Suppose I have ten programs, each a human-level agent. I suspect that at least one or two of them will behave helpfully, but the others may behave maliciously. How can I get useful work out of the combination?
Here’s a very rough proposal:
- Each agent receives an initial budget of points.
- By default, each agent runs slowly in an independent environment. An agent may pay points to receive extra computational resources.
- At any time, an agent may propose an action and claim that I would approve of it—perhaps it’s an instruction to give to a robot, a message to display to me, or a modification to this top-level loop. They also estimate how much I’d be willing to pay them for the time they spent thinking up the action.
- Any other agent can challenge the proposed action, or the estimate for how much I’d be willing to pay. If so, the actor and challenger have an argument about it, which I arbitrate.
- Running arguments is the key ingredient of the proposal: I need to arbitrate arguments which are potentially (1) extremely frequent, (2) extremely complicated, and (3) between extremely smart people. And I want to do it without spending almost any of my time. I think that an idea along these lines might work, where agents wager points about what we will believe if we hear them out, and we concentrate our attention on claims where there is significant disagreement.
- If there are no successful challenges, the action is taken and the actor is compensated. If there is a successful challenge, the action is not taken and the challenger is compensated instead, at the expense of the actor (we can use a similar argument to determine the extent of the compensation). In addition to these payments, many points may be won or lost over the couse of the argument itself.
Would this work? I don’t know. I’d guess that it would work iff the arguments worked; if the arguments work correctly and the malicious agents try to significantly interfere with the helpful agents, the helpful agents will probably be able to extract points from them.
Odds and ends
This game is still underspecified; many details would have to be filled in, and many tweaks and elaborations would be required to get something sensible.
We can use the system itself to address the question “how should the system work?” For example, if the honest agent realizes that the setup is subject to manipulation, she can immediately recommend a change to fix the problem. As long as her initial budget is large enough to convince us that we should change the system, the problem can correct itself.
Why not go straight for the throat?
The most important issue would be understanding which of the agents actually want to be helpful and why. If the argument system is working well, it might be used to address this problem directly; and once we knew which agent actually wanted to be helpful, we could get rid of the others.
So why do I care about the mixed-crowd setting at all?
- I think that an implementation of the transform (helpful + ?) → (helpful) may be a useful ingredient in building (helpful) to start with. For example, we might apply similar ideas at a lower level or iterate the proposal to “amplify” slightly helpful agents into very helpful agents.
- This procedure can be used to define a computation (where the “actions” are all computational steps) which “I would approve of” as a method to determine which agents want to be helpful. Defining a process to determine X is generally easier than determining X directly, so this places lower demands on the argument system.

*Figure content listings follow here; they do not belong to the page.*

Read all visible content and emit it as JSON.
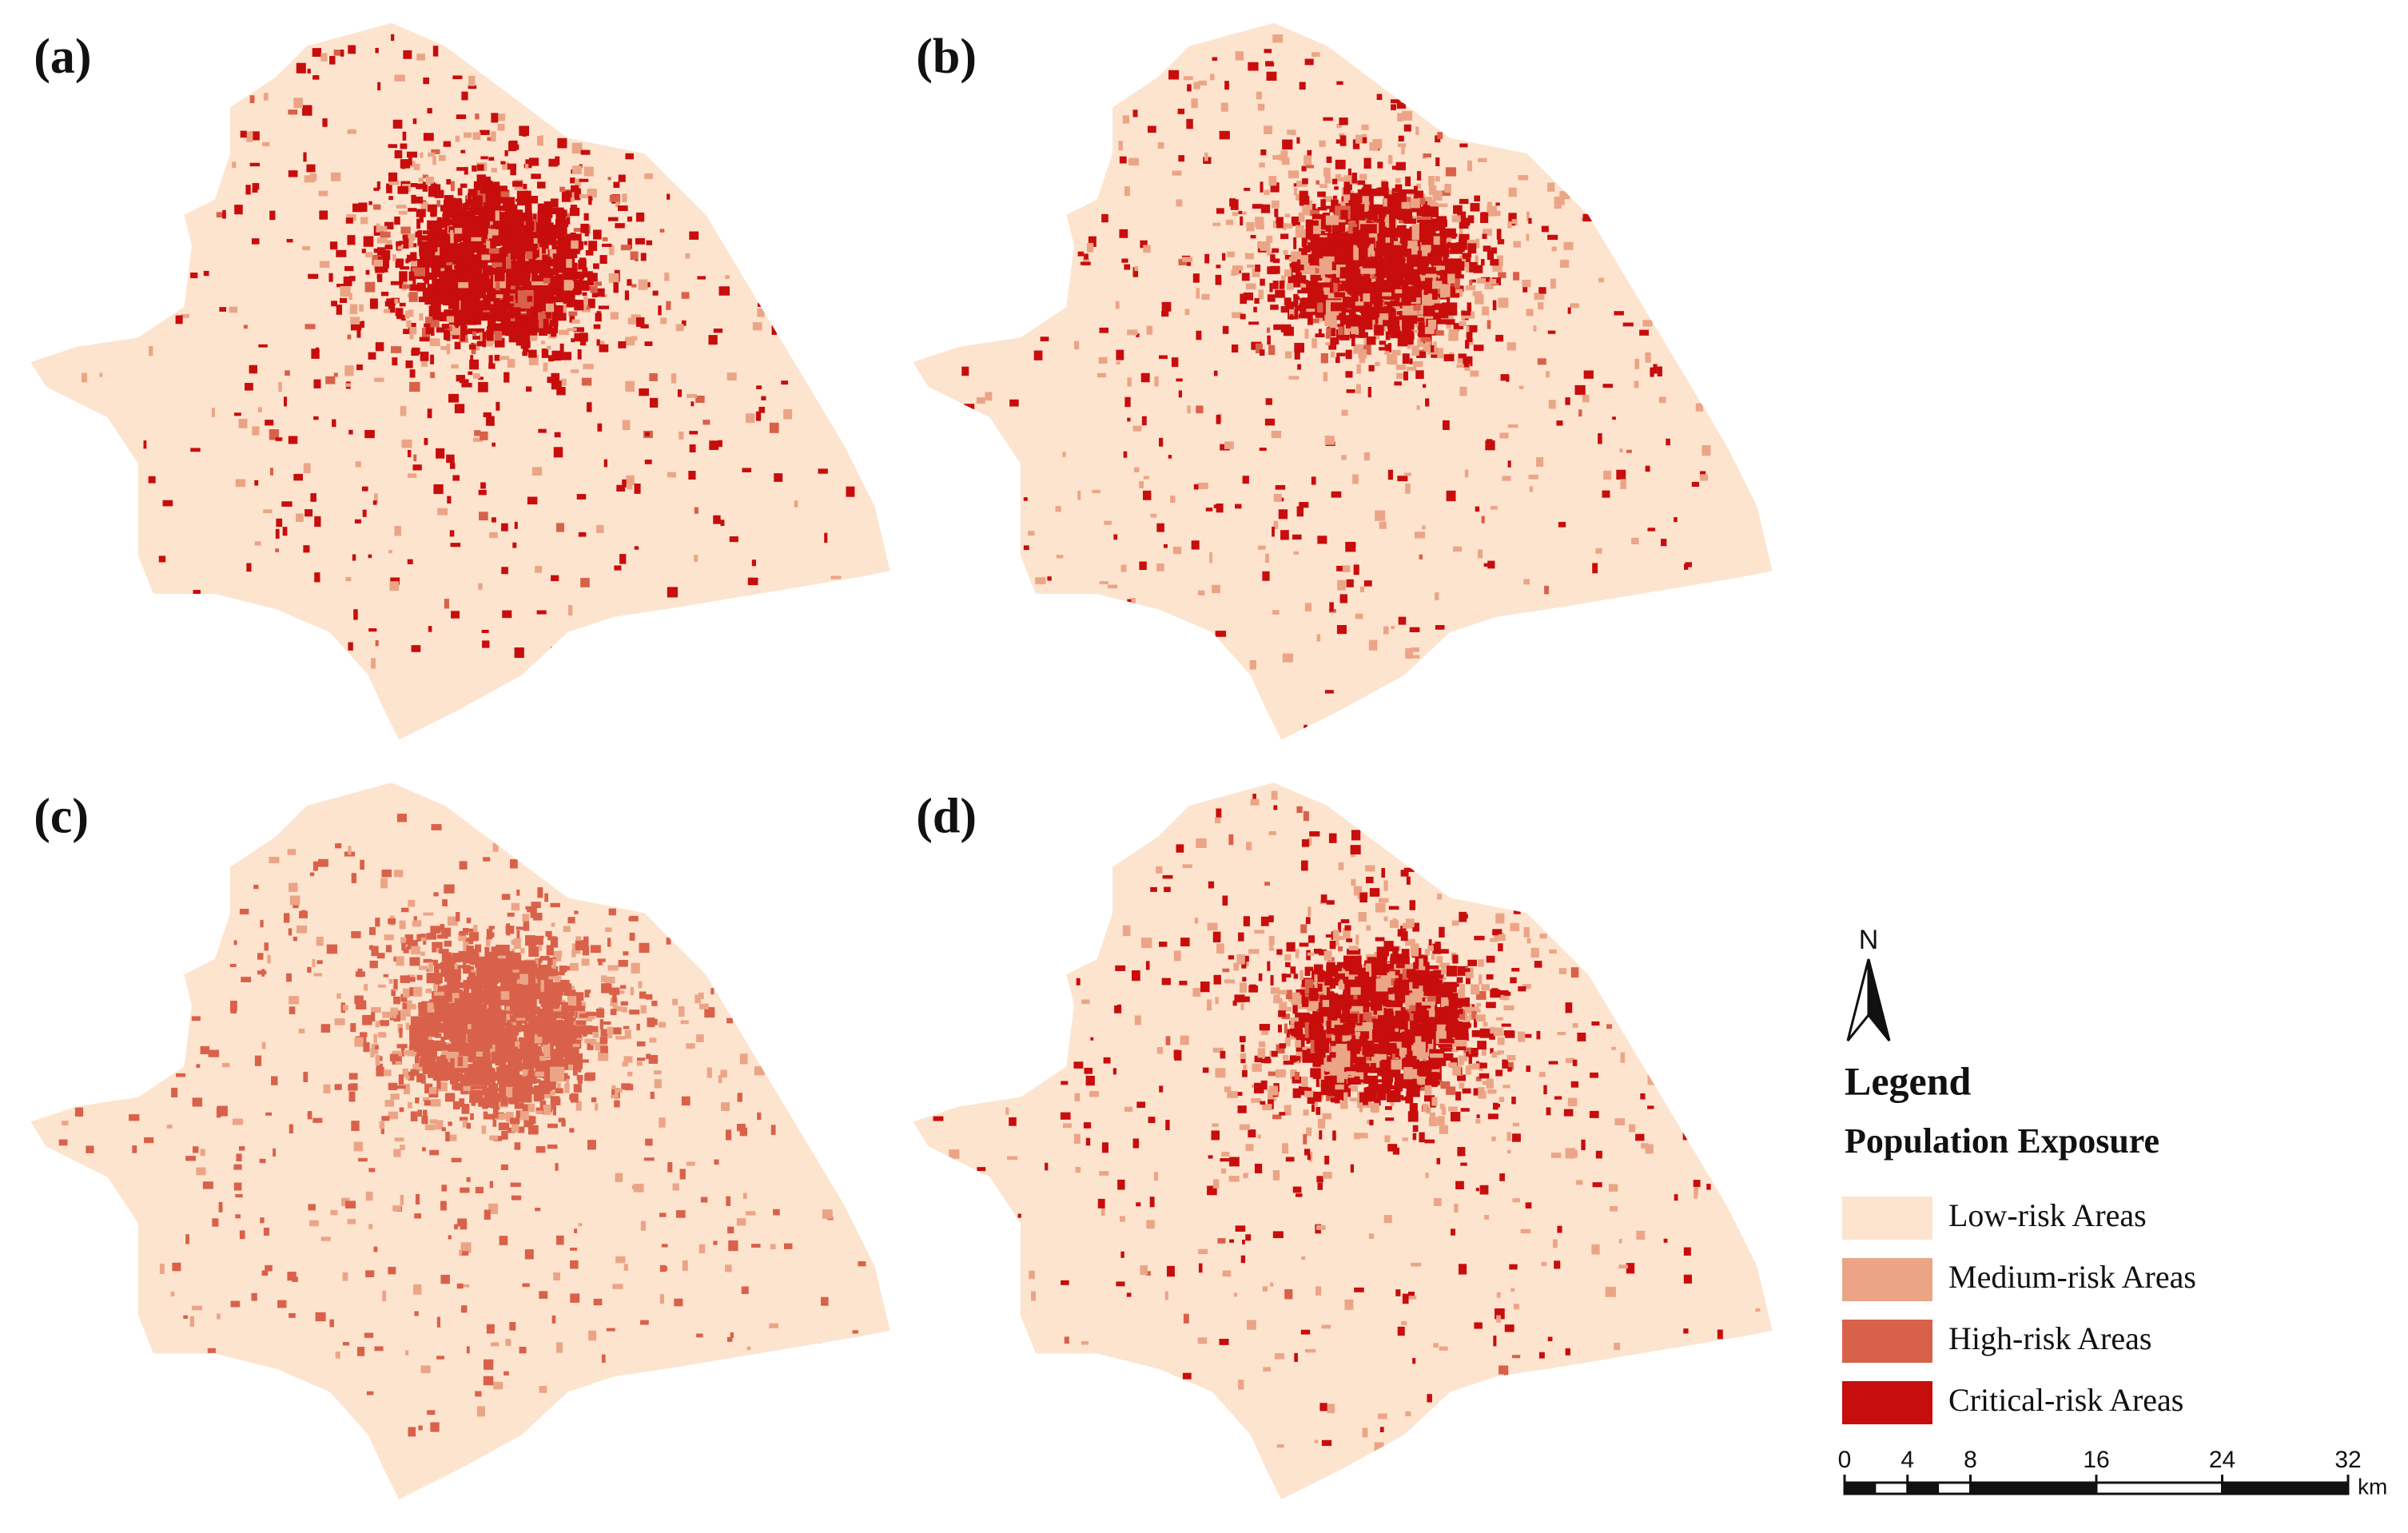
{
  "panels": [
    {
      "label": "(a)"
    },
    {
      "label": "(b)"
    },
    {
      "label": "(c)"
    },
    {
      "label": "(d)"
    }
  ],
  "north_arrow": {
    "label": "N"
  },
  "legend": {
    "title": "Legend",
    "subtitle": "Population Exposure",
    "items": [
      {
        "label": "Low-risk Areas",
        "color": "#fde4cf"
      },
      {
        "label": "Medium-risk Areas",
        "color": "#eba586"
      },
      {
        "label": "High-risk Areas",
        "color": "#d9614a"
      },
      {
        "label": "Critical-risk Areas",
        "color": "#c80d0d"
      }
    ]
  },
  "scale_bar": {
    "range": [
      0,
      32
    ],
    "ticks": [
      0,
      4,
      8,
      16,
      24,
      32
    ],
    "unit": "km"
  }
}
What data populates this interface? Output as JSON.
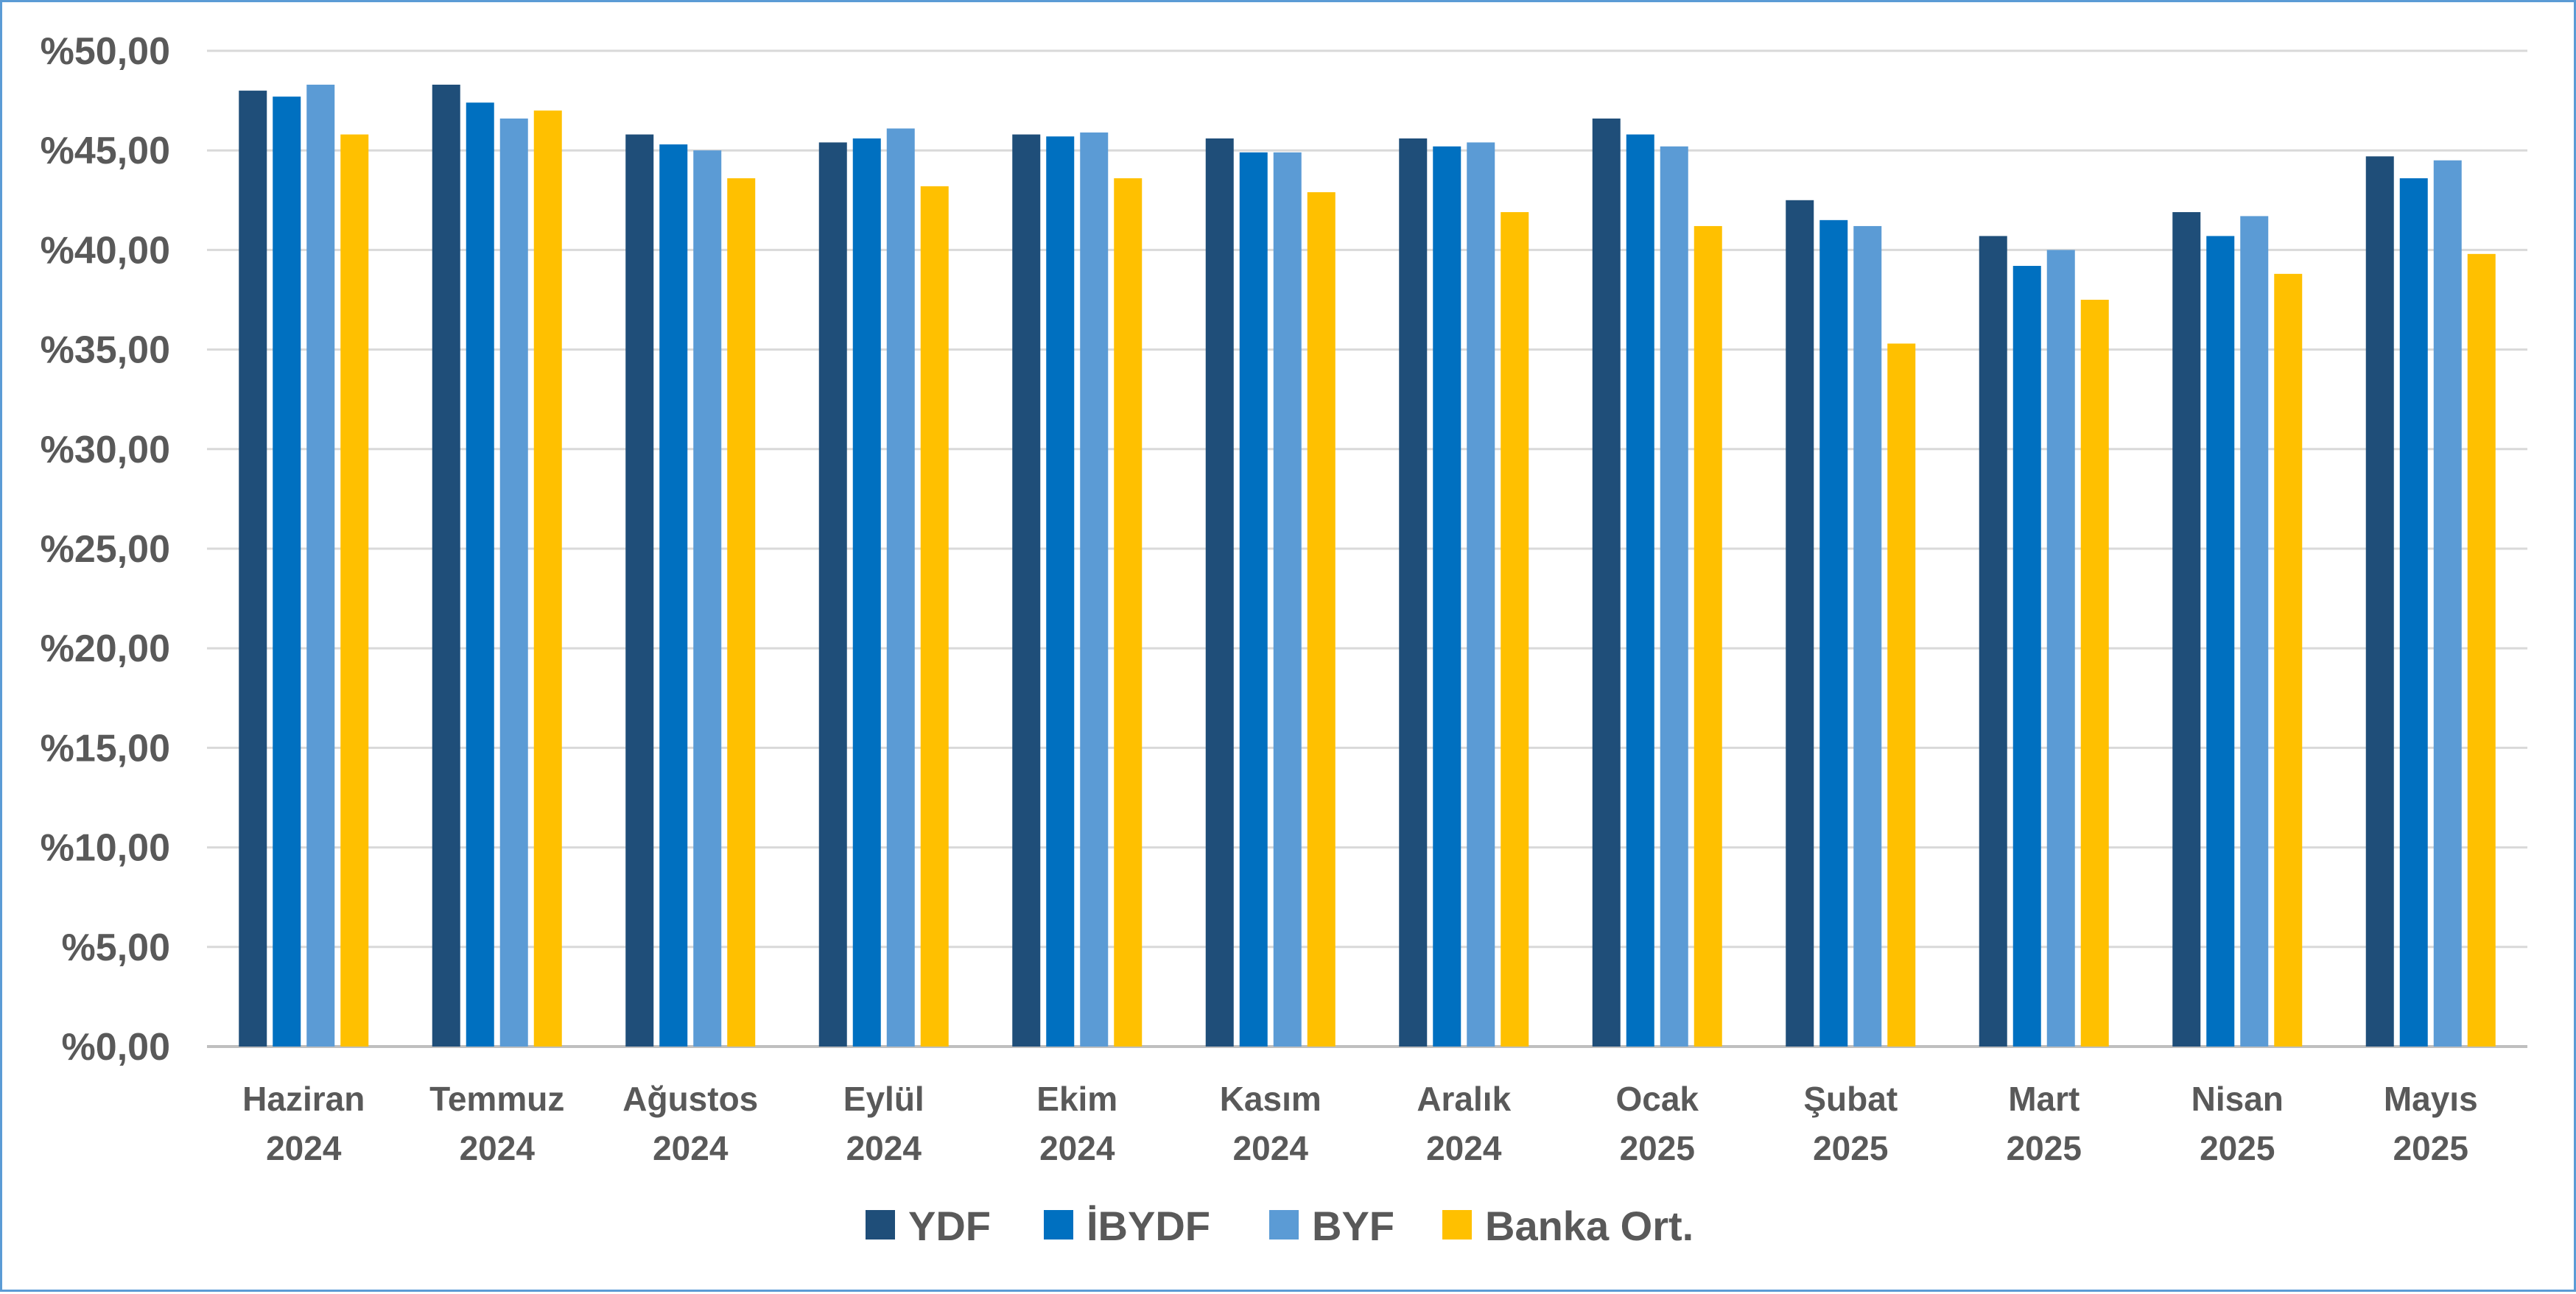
{
  "chart_data": {
    "type": "bar",
    "title": "",
    "xlabel": "",
    "ylabel": "",
    "ylim": [
      0,
      50
    ],
    "y_ticks": [
      {
        "value": 0,
        "label": "%0,00"
      },
      {
        "value": 5,
        "label": "%5,00"
      },
      {
        "value": 10,
        "label": "%10,00"
      },
      {
        "value": 15,
        "label": "%15,00"
      },
      {
        "value": 20,
        "label": "%20,00"
      },
      {
        "value": 25,
        "label": "%25,00"
      },
      {
        "value": 30,
        "label": "%30,00"
      },
      {
        "value": 35,
        "label": "%35,00"
      },
      {
        "value": 40,
        "label": "%40,00"
      },
      {
        "value": 45,
        "label": "%45,00"
      },
      {
        "value": 50,
        "label": "%50,00"
      }
    ],
    "grid": true,
    "legend_position": "bottom",
    "categories": [
      {
        "month": "Haziran",
        "year": "2024"
      },
      {
        "month": "Temmuz",
        "year": "2024"
      },
      {
        "month": "Ağustos",
        "year": "2024"
      },
      {
        "month": "Eylül",
        "year": "2024"
      },
      {
        "month": "Ekim",
        "year": "2024"
      },
      {
        "month": "Kasım",
        "year": "2024"
      },
      {
        "month": "Aralık",
        "year": "2024"
      },
      {
        "month": "Ocak",
        "year": "2025"
      },
      {
        "month": "Şubat",
        "year": "2025"
      },
      {
        "month": "Mart",
        "year": "2025"
      },
      {
        "month": "Nisan",
        "year": "2025"
      },
      {
        "month": "Mayıs",
        "year": "2025"
      }
    ],
    "series": [
      {
        "name": "YDF",
        "color": "#1f4e79",
        "values": [
          48.0,
          48.3,
          45.8,
          45.4,
          45.8,
          45.6,
          45.6,
          46.6,
          42.5,
          40.7,
          41.9,
          44.7
        ]
      },
      {
        "name": "İBYDF",
        "color": "#0070c0",
        "values": [
          47.7,
          47.4,
          45.3,
          45.6,
          45.7,
          44.9,
          45.2,
          45.8,
          41.5,
          39.2,
          40.7,
          43.6
        ]
      },
      {
        "name": "BYF",
        "color": "#5b9bd5",
        "values": [
          48.3,
          46.6,
          45.0,
          46.1,
          45.9,
          44.9,
          45.4,
          45.2,
          41.2,
          40.0,
          41.7,
          44.5
        ]
      },
      {
        "name": "Banka Ort.",
        "color": "#ffc000",
        "values": [
          45.8,
          47.0,
          43.6,
          43.2,
          43.6,
          42.9,
          41.9,
          41.2,
          35.3,
          37.5,
          38.8,
          39.8
        ]
      }
    ],
    "colors": {
      "grid": "#d9d9d9",
      "axis": "#bfbfbf",
      "text": "#595959",
      "border": "#5b9bd5"
    }
  }
}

- Determining what agents want to be helpful may prove to be a particularly nasty problem. It may be that none of the agents reliably want to be helpful across contexts, or that there is no easy way to see that any agent is motivated to be helpful (even if it is), or so on. We might want to have helpful behavior in the meantime.
Delegating to different crowds
In principle we could also delegate to agents who only care about collecting as many points as they can. But in the self-interested case, collusion becomes a significant concern.
We could apply the same idea to delegate to people. The first step would be understanding whether and how the argument scheme can work well enough (with people) to support an application like this.